Bölüm 14

1.2K 89 3
                                    

Masada oturmuş konuşmamı bekleyen ekibin önüne geçip ekranı açtım. Ekranda kanıtlar bir bir geçerken onlara döndüm.

"Şimdi, artık tahmin edebildiğiniz gibi Oğuz bu operasyonda bizimle beraber olacak. Bunu kafanıza iyice sokun. Ayrıca ona bir zarar gelmeyecek. Asla. Anladınız mı?"
"Emredersiniz komutanım."

Kafamı yavaşça indirip kaldırdım onaylamak için. Daha sonra Can ve Oğuz'un birbirine kötü kötü baktığını görünce kaşlarımı çattım. Aslında daha çok Oğuz kötü bakıyordu.

"Şş, hayırdır ne oluyor?"
"Yok komutanım bir şey. Ne olacak?"

Can Oğuz'a son bir bakış atıp bana döndü.
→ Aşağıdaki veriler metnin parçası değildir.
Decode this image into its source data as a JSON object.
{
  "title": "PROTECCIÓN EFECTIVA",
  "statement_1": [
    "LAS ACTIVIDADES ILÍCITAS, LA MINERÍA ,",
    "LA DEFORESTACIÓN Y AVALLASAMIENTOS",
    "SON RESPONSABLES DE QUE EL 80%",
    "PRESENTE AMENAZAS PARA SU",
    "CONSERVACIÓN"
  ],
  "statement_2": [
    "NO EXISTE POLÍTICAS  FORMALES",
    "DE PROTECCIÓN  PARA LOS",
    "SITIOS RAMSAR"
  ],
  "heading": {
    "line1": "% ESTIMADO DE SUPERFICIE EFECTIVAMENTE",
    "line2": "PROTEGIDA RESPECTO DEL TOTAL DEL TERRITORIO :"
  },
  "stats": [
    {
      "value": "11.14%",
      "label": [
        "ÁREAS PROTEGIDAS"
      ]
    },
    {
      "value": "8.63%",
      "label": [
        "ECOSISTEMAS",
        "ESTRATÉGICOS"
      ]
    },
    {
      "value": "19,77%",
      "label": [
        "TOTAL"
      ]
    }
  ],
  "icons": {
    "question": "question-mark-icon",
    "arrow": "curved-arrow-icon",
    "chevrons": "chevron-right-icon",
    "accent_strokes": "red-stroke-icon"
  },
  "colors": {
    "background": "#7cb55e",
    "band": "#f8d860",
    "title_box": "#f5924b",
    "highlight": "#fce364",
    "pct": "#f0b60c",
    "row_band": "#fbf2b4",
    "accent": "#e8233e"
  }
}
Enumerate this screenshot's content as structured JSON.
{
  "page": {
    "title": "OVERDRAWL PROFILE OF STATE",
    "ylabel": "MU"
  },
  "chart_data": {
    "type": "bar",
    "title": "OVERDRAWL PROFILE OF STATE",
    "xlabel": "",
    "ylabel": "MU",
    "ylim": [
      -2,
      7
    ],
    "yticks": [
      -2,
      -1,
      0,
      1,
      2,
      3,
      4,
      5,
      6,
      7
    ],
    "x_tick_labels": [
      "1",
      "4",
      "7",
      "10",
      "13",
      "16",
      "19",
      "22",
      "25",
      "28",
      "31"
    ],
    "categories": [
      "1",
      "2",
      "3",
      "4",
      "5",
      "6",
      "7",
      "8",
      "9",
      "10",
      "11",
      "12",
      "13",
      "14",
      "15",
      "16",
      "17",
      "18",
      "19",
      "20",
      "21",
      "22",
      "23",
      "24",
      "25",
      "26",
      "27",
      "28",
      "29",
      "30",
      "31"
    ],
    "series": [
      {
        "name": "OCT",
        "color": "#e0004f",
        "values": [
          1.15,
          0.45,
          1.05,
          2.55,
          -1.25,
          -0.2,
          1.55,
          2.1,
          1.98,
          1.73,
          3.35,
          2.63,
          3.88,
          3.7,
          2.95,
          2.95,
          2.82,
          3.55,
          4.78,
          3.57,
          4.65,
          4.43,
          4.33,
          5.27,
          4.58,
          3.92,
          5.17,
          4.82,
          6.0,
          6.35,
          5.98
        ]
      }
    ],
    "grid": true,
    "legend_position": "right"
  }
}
Masaya yaklaşıp ellerimi masaya yasladım.

"Anlatın."
"Komutanım önemli bir olay değil."
"Can önemli olup olmadığını sormadım. Anlat dedim."
"Komutanım ben anlatayım."

Tayfun konuşunca ona döndüm. Oğuz'un yanında oturuyordu. Kafamı sallayarak onayladım anlatması için.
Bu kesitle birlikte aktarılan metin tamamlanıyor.